Laporan itu disampaikan Ranto Sibarani dan rekannya Jimmi Sibuea sebagai kuasa hukum dari pasangan Bupati dan Wakil Bupati di Kabupaten Tapsel, MHD Yusuf Siregar-Roby Agusman Harahap. Pihak hakim dinilai melanggar kode etik karena mengeluarkan putusan yang tidak berkeadilan, melanggar kode etik dan perilaku dalam menangani perkara perselisihan hasil pemilihan. 



Menurut Ranto, sembilan hakim yang dilaporkan tersebut yakni Dr. Anwar Usman, S.H.,M.H; Prof. Dr. Aswanto, S.H., M.Si. DFM; Dr. Wahiduddin Adams, S.H., M.A; Prof. Dr. Arief Hidayat, S.H., M.S ; Dr. Daniel Yusmic Pancastaki Foekh, S.H., M.H.; Dr. Manahan M.P.Sitompul, S.H., M.Hum,; Dr. Suhartoyo, S.H., M.H.; Prof. Dr. Saldi Isra, S.H., MPA. dan Prof. Dr. Enny Nurbaningsih, S.H., M.Hum.

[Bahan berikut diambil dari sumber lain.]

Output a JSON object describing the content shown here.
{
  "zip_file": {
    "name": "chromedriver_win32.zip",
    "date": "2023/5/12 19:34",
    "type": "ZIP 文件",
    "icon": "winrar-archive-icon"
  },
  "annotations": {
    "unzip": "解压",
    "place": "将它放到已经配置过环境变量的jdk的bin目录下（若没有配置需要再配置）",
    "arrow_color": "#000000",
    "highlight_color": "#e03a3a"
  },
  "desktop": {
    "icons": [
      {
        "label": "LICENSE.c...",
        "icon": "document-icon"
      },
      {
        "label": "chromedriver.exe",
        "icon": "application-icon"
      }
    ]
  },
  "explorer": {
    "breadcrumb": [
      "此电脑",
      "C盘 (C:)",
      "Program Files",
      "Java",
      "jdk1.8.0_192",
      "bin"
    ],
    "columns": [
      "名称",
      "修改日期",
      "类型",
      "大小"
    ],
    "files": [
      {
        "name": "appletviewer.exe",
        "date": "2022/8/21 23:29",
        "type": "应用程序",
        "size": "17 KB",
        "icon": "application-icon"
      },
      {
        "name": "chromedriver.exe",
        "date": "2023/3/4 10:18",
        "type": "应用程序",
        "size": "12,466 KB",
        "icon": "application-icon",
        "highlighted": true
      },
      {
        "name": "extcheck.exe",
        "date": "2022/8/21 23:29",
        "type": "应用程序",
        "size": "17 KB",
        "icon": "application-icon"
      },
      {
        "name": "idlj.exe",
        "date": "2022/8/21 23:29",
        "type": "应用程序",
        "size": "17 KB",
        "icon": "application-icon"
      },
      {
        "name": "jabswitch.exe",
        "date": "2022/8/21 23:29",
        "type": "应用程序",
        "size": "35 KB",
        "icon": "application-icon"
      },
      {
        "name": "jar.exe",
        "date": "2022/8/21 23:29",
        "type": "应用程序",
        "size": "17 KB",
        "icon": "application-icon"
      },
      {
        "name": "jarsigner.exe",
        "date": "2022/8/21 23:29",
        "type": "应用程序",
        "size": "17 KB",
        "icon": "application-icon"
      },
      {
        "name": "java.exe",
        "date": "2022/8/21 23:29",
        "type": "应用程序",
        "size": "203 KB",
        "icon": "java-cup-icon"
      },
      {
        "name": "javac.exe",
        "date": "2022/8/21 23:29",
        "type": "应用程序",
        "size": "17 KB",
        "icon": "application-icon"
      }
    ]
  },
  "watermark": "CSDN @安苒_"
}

"Laporan ke Dewan Etik Hakim Mahkamah Konstitusi telah kami masukkan, para terlapor kami laporkan karena telah memutus perkara Perselisihan hasil pemilihan Bupati Kabupaten Tapanuli Selatan yaitu Perkara Nomor: 22/PHP.BUP-XIX/2021, pada tanggal 17 Februari 2021," kata Ranto melalui keterangan tertulisnya, Senin (1/3/2021).



Ranto mengatakan, hakim MK dilaporkan karena menyatakan permohonan pemohon melewati tenggang waktu pengajuan permohonan, atau lewat 6 menit. Namun hakim MK tidak konsisten dengan menghitung tenggang waktu sejak KPU Tapsel, menempel hasil rekapitulasi suara di papan pengumuman.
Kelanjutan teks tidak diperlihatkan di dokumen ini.